Bob Cabrel

Philippe Cornet Journaliste musique

A 59 ans, Francis Cabrel transpose un fantasme de jeunesse en adaptant onze titres de Dylan, en langue française. Vise le ciel s’avère cabrelien, avec une dose supplémentaire de métaphysique.

CD Vise le ciel, chez Sony Music.

Cabrel, auteur d’une demi-douzaine d’albums vendus au-delà du million d’exemplaires est un fan religieux de Dylan. Sa madeleine originelle tient dans la découverte de Like a Rolling Stone, borne de l’été 1965 : depuis son village du Lot-et-Garonne, gamin Francis (1953) absorbe instantanément toute l’Amérique des mythes musicaux, l’orgue gras et la voix nasillarde d’un jeune bouclé défoncé qui a emprunté son patronyme à un poète gallois mort à 39 ans, Dylan Thomas. Comme Robert Dylan Zimmerman, Cabrel est un immigré : lui vient d’une famille ouvrière originaire du Frioul italien, Bob a traversé l’immense chemin qui sépare le Minnesota glacé des phares électriques de New York City. Deux outsiders qui vont réussir au-delà de toute espérance.

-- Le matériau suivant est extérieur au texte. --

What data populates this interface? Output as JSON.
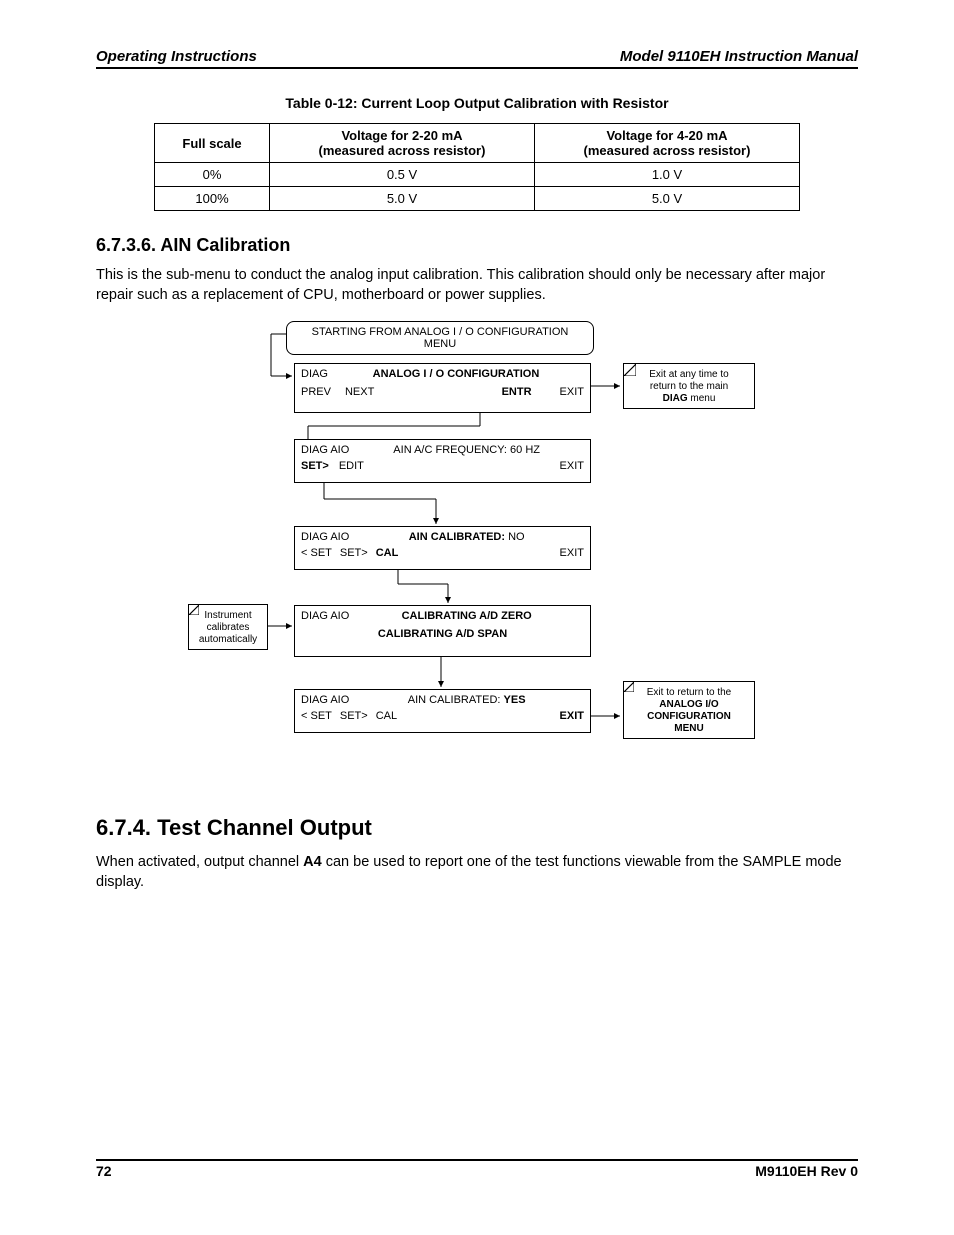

Grosso modo, Cabrel a mis pas loin d’un demi-siècle à mûrir ce projet même si, sur son album de 2004 ( Les Beaux Dégâts), il adapte déjà un standard du misanthrope suprême ,Shelter From the Storm rebaptisé S’abriter de l’orage. Ici, Cabrel reprenant Dylan sonne comme de la belle chanson française, teintée de country, de folk, éventuellement de parfums rock, baladée sur des guitares conviviales et des mélodies pastorales. A l’exception d’un blues râpeux, L’Histoire d’Hollis Brown, la tonalité globale du disque serait communément agréable si les textes ne rappelaient le peu d’orthodoxie de Dylan, maître en puzzles narratifs où la question de l’existence de Dieu n’est jamais loin de celle de la femme. En langue française, il n’existe guère qu’Hugues Aufray ayant pareillement dylanisé, c’était dans les années 1960 et fait sous le couvert d’un folk fortement boy-scout.

Là, Cabrel s’attaque par lui-même aux textes originaux, pas une mince affaire vu la propension dylanienne à déguiser ses mots en poupées russes : une phrase en dévoile une autre, possiblement une énigme ou un paradigme de sensations épidermiques, guidant vers une issue rarement dévoilée. Ainsi se créent des associations insolites, où le ferment politique sert de pied-à-terre aux écumes poétiques, comme l’histoire mêlée d’esclavage et de blues du magnétique Comme Blind Willie Mc Tell ou ce questionnement de la condition humaine face à l’adversité mutante ( La Dignité) .

Cabrel adapte davantage qu’il ne traduit littéralement : à quelques ratés près – baby blues devenant bébé bleu…– et trouve grâce à traiter une prose généralement insulaire une fois sortie de son original cocon anglophone, dylanien. La moitié des titres provient du répertoire archi-classique du Dylan sixties ( Just Like a Woman, Quinn the Eskimo, All Along the Watchtower, It’s All Over Now…), mais Cabrel n’a pas voulu oublier Simple Twist of Fate (1975) ou cette grande chanson de la période born again christian de Bob, le Gotta Serve Somebody de l’été 1979. En accomplissant un méritoire travail d’archiviste, Cabrel rend bien à Dylan son quota de mystère originel, donnant inévitablement l’envie de retourner, après l’écoute de Vise le ciel, aux matrices originales.